Queen, A Night at the Opera : L'histoire derrière le mythe
Impossible de rater cette fabuleuse pochette, mais le quatrième album du groupe mythique, a failli ne jamais voir le jour. A Night at the Opera célébrait hier son 46ᵉ anniversaire...
Évidemment, quand je pense à ce chef-d’œuvre de Queen, la première image que j’ai en tête, c’est la scène de la voiture dans le film presque aussi génial, Wayne’s World qui reprend le single Bohemian Rhapsody. Mais là, je commence par la fin. Si je commence depuis le début, ça ira mieux.

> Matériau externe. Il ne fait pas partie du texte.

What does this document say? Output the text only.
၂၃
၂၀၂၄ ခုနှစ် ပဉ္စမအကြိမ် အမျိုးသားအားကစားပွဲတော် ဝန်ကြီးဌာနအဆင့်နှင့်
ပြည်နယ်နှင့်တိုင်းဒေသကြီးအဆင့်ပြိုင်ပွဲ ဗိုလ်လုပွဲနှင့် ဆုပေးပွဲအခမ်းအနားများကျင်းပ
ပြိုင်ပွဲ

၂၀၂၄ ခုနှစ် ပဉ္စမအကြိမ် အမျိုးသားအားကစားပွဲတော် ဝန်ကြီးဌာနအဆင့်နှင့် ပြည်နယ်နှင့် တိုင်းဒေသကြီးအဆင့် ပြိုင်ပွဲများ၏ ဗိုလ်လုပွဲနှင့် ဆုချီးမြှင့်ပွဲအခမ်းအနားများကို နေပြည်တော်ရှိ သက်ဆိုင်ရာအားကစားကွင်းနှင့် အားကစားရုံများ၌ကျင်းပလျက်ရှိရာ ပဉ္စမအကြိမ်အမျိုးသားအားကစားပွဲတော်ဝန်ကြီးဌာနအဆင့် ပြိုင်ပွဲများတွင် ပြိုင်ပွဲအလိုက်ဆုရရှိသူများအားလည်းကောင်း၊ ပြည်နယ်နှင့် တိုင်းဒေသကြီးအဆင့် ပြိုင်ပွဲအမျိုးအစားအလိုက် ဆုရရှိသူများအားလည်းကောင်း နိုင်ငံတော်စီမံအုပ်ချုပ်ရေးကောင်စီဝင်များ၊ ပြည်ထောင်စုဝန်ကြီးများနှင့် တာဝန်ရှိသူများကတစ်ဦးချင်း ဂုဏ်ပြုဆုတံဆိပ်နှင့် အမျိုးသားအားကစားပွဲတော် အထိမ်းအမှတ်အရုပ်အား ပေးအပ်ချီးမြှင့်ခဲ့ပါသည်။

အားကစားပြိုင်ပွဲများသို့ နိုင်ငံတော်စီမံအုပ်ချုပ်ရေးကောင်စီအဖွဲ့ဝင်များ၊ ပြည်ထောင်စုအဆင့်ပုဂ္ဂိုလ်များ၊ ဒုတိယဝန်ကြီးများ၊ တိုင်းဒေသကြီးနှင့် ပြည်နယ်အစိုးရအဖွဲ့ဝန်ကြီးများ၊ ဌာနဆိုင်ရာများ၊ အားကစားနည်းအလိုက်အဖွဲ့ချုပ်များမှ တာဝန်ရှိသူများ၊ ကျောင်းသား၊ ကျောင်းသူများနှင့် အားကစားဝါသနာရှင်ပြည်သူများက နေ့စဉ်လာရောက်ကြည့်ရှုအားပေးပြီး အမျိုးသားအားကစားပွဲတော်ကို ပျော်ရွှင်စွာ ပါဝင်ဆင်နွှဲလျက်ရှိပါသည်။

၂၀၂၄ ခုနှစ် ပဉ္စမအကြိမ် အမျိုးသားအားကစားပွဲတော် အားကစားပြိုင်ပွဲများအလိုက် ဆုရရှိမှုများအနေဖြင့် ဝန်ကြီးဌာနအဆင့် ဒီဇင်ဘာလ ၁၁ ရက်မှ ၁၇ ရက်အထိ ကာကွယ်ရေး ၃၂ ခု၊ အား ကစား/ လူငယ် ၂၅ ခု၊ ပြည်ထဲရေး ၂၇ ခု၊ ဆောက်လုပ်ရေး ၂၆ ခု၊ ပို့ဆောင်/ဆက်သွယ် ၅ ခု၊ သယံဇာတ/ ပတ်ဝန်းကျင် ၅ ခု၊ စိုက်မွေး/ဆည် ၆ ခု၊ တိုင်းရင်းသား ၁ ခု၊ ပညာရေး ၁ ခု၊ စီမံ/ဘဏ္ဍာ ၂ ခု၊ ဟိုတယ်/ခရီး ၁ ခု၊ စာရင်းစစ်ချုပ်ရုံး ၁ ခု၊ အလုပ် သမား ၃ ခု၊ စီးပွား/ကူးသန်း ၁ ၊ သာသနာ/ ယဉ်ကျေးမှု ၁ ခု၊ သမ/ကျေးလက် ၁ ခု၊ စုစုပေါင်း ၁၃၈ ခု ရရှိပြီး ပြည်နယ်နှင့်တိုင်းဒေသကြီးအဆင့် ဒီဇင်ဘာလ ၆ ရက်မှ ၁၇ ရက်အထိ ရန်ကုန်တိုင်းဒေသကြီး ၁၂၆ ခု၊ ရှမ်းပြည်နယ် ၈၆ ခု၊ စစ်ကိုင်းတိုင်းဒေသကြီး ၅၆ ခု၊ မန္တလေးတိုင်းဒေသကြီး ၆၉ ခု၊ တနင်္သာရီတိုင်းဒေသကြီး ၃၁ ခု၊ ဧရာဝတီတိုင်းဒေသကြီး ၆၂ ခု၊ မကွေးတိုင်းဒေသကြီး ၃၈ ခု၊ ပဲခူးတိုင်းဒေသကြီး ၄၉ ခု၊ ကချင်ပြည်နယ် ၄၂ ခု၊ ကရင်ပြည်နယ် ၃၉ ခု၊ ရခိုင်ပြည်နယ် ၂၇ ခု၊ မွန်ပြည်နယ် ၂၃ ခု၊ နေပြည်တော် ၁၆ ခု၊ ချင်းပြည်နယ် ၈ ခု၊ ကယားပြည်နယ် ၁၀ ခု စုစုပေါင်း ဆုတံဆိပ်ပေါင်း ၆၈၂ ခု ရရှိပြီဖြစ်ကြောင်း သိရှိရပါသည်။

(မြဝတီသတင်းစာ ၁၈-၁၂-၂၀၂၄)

Au début des années 70, Queen surf sur le succès de ses trois précédents albums. Le premier album éponyme Queen ainsi que le suivant, appelé en toute originalité Queen II, laissent deviner le talent et la virtuosité des membres du groupe. Avec une carrière sur la pente ascendante, les tournées internationales s’enchaînent et les salles sont combles. On pourrait penser que tout se passe bien et que Queen vit comme un King (j’étais obligé.). Pas tout à fait, car il y a un léger problème : le groupe n’a plus un radis.
À noter que jusque-là, les membres du groupe sont sous un contrat douteux avec leur maison de disque les Studios Trident, dirigée par les frères Sheffield. Ils sont à la fois manager et maison de disque du groupe. Ce qui est assez rare pour être souligné.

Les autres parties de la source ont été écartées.